St.-Georg-Kirche im Mai 2016

 © Birger Schwarz

© Birger Schwarz / Kirchengemeine Meinerdingen 

© Birger Schwarz / Kirchengemeine Meinerdingen 

Medizin im Vorabendprogramm

Nachricht Meinerdingen, 01. Juni 2025

Beobachtungen aus dem Alltag / Wenn gealterte Showmaster mit Wehwehchen werben

Es gibt unterschiedliche Symptome, die einen merken lassen, dass man „in die Jahre“ gekommen ist. Das Treppensteigen morgens nach dem Aufstehen gehört dazu. Es dauert einige Stufen, ehe auch die Knie aus dem Schlafmodus erwacht sind, ihre schmerzende Steifheit aufgeben und den Morgen willkommen heißen. Dienstags meldet sich nach dem Friedhofsdienst häufig der Rücken. Verschleiß. Ist mit knapp 75 Jahren auch erlaubt. 

Ich habe vor dem Renteneintritt mal meinen Doktor gefragt, ob es normal ist, dass ich mittags manchmal müde bin. Er hat mich nur kurz angeschaut und in seiner speziellen Art gesagt, wenn ich wissen wolle, warum das so sei, sollte ich einfach auf mein Geburtsdatum in meinem Personalausweis schauen. „Und dann mach ein Mittagsschläfchen.“ Ich bin ein braver Patient, hab mir das zu eigen gemacht. 

Seit einiger Zeit weiß ich, dass offenbar auch andere mit altersbedingten Verschleißerscheinungen zu tun haben. Täglich erfahre ich vor, zwischen und nach Ratesendung und Kurzkrimi im Fernseh- Vorabendprogramm, was man an Gebrechen haben und angeblich dagegen tun kann. In jedem Spot geht es um werbewirksam verpackte Medikamente. 

Die Zwillinge, die seit vielen Jahren behaupten, dass ihr Medikament garantiert Rückenschmerzen, Kopfschmerzen oder Müdigkeit beseitigen („Gute Preise, gute Besserung“), sind auch älter geworden. Im nächsten Spot hat eine Oma schmerzhafte Verdauungsprobleme und eine freche, vorlaute Enkelin an ihrer Seite, die jedem sagt, dass ihre Oma pupst. Schließlich wird es sportlich, wenn unbekleidete Senioren und Seniorinnen auf dem Fahrrad (Aua! Aua!) unterwegs sind oder nackt Tischtennis spielen, wobei sie sich die Schläger als Sichtschutz vor die Brust halten. Gemeinsames Ziel: Der Betrachter soll eine Schmerzsalbe kaufen. 

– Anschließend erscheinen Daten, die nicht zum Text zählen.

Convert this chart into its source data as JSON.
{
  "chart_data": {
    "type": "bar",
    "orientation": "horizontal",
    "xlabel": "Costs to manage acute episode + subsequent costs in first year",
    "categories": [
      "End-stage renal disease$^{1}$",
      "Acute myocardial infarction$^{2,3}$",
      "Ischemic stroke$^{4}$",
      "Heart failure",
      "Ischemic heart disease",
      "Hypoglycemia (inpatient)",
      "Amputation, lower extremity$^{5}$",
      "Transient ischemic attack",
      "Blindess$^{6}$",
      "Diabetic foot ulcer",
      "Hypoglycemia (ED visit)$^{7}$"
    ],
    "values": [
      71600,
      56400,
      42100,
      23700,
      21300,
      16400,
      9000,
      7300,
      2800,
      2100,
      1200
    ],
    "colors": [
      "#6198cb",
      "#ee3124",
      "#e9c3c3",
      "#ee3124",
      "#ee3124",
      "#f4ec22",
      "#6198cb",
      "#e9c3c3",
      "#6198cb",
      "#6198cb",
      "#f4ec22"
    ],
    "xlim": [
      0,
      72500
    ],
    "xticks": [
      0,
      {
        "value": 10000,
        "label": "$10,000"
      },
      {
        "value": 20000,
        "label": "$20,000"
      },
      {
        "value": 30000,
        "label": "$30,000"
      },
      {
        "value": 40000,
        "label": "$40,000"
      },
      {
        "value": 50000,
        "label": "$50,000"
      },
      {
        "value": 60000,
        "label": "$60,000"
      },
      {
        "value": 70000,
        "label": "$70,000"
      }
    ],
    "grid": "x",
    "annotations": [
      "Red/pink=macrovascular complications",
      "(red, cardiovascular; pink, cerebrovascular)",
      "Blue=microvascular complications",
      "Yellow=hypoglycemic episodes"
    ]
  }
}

Auch gealterte Showmaster tauchen täglich (Ausnahme am werbefreien Sonntag) am Rand des Vorabendprogramms auf. Früher war kein Model sicher, wenn es bei „Wetten, dass…“ neben Thomas Gottschalk auf dem Sofa saß. Heute verkündet er stolz, dass er mit seinem Hörgerät sogar Nachbars Katze durch die geschlossene Terrassentür miauen hört. Und Günther Jauch trifft jeden Abend im Fahrstuhl des Ärztehauses eine jüngere Mitfahrerin, die ihn fragt, ob er beim Arzt gewesen sei (wer hätte das in einem Ärztehaus erwartet?) und nun mit dem Rezept zur Apotheke gehe. Doch da hat sie die Liftfahrt ohne Jauch gemacht, der ihr erklärt, dass er alles per E-Rezept auf seinem Handy regelt und die Medizin nach Hause geliefert bekommt. „Eine Sensation!“ 

Ich freue mich, wenn nach dem Kurzkrimi manchmal der Schauspieler Sky du Mont auftaucht. Der macht Werbung für „Edle Tropfen in Nuss“. Sind vielleicht nicht gesund, machen möglicherweise dick, aber sie schmecken und lassen bei jedem Biss die gesundheitlichen Probleme aus den voran gegangenen Werbefilmen vergessen, ohne Arzt, Ärztin oder Apotheker um Rat zu fragen.